CLASSIFICATION: 10-12 PG

RUNNING TIME: 104 minutes

RATING: **

THIS insipid story about star-crossed teens from opposite sides of the track is endless all right, even if it doesn’t say much about love.

Supposedly a remake of Franco Zeffirelli’s 1981 film of the same name – which theoretically dealt with obsessive love and gave us the ultimate Lionel Richie/Diana Ross karaoke song – it strays even further from the original novel source material than the first film.

Ostensibly we get poor, happy-go-lucky, but smart, teenager David Elliot (Pettyfer), who falls in love with rich, extremely privileged ice-queen teenager Jade Butterfield (Wilde).

That is what she gets painted as – rich and privileged, and she is very pretty. So, apparently, that is what attracts this otherwise very smart boy, but – whatever.

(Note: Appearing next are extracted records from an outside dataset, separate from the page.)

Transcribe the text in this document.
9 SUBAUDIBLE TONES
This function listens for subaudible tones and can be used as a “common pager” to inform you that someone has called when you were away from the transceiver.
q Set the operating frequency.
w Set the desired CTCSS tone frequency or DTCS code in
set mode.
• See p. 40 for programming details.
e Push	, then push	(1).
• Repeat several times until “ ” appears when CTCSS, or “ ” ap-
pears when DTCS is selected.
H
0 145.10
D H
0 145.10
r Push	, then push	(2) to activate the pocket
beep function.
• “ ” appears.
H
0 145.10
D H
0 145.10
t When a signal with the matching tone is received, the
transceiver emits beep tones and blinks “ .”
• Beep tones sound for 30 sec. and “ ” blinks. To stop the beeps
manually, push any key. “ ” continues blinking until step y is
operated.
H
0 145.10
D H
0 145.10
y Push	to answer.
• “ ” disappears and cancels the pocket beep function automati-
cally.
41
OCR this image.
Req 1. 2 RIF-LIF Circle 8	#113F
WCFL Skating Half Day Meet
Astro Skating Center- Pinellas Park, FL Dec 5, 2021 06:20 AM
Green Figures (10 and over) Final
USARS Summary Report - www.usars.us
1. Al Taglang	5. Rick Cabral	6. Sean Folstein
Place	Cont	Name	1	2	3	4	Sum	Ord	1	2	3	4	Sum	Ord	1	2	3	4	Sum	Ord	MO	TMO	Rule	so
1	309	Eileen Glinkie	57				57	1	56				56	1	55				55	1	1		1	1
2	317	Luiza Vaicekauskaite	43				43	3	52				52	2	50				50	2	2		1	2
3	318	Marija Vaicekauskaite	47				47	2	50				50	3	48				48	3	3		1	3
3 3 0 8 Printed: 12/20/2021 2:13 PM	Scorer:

Nuances, like the lengths people in love will go to be together, or how first love can be intense to the point of obsession, are not at issue here. And adults with even the slightest discerning bone in their body, are not the audience.

Like the Zeffirelli film, this one goes for the pop romance feel, using contemporary popular stars, and basically laying on the melodrama, though this time complete with SMSes and Spring Breakers-type parties around the pool.

The gaggle of teenagers who snuck into the media screening were the perfect audience – oohing and aahing over how gorgeous Alex Pettyfer is and swooning over Jade’s perfect hair. And isn’t that just an awesome party she just threw?

Strangely enough, the one almost interesting character is played by Bruce Greenwood as Jade’s doctor father, who manages to display a bit of underhanded menace as the one trying to keep the teenagers apart.

But, this is not a film about a father who becomes so obsessed with saving his remaining children he becomes an emotional tyrant after his eldest son dies.

He is the only one actively trying to keep Jade and David from seeing each other, but he doesn’t exactly do a stellar job. So what was the point again?

There is no point here. This is a film about beautiful, rich, white, privileged teenagers falling in love because – oh, look – I’m so beautiful and the only thing more amazing than me is me falling in love.

If you liked The Lucky One or Beautiful Creatures you will like this.